Histopathological examination reveals chorionic villouslike
structures, trophoblastic cells, and/or membranes
within the hematoma. Some ectopic pregnancies may form a chronic inflammatory mass, with trophoblastic tissue
involution. This condition is known as a ‘chronic ectopic
pregnancy,' and many samples are required to detect the
few degenerated villi. Demonstrating trophoblastic cells by
immunohistochemical techniques contributes significantly
In the present case, the histomorphological appearance
was confused with an organised hematoma, due to
placental tissue that had undergone involution. However,
the immunohistochemical determination of keratin, hPL,
hCG, and a few trophoblastic cells verified the diagnosis of
ovarian heterotopic pregnancy.
Treatment of these cases is complicated by the coexisting
intrauterine pregnancy. Removal of the gestational sac
by laparoscopy or laparotomy is the treatment of choice.

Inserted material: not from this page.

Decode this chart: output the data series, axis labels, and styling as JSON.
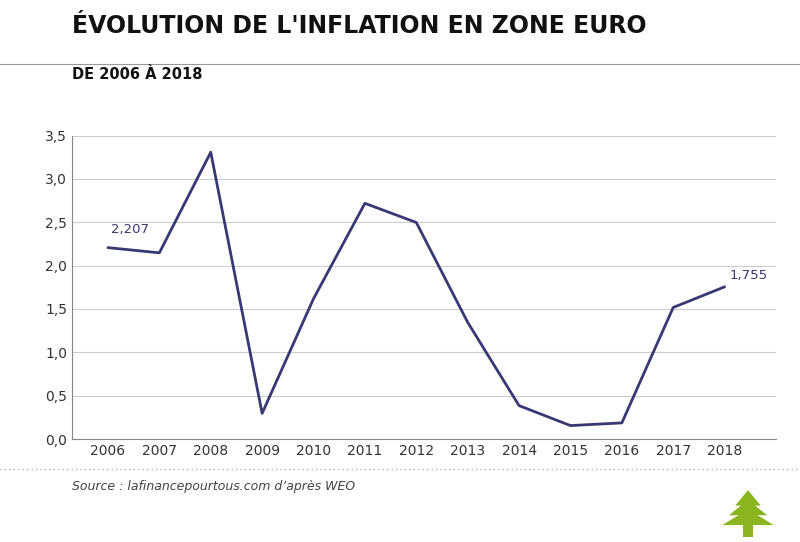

However, selective embryo reduction by direct injection of potassium chloride or hyperosmolar glucose into the
ectopic gestational sac is another treatment option9-13.
In conclusion, ovarian ectopic (or heterotopic) pregnancy
should be considered in the differential diagnosis of
hemorrhagic ovarian masses, particularly in pregnancies
resulting from assisted reproductive technologies. In such
cases, establishing a preoperative diagnosis is very difficult.
A detailed histopathological examination and the use
of immunohistochemical techniques provide important
information during differential diagnosis.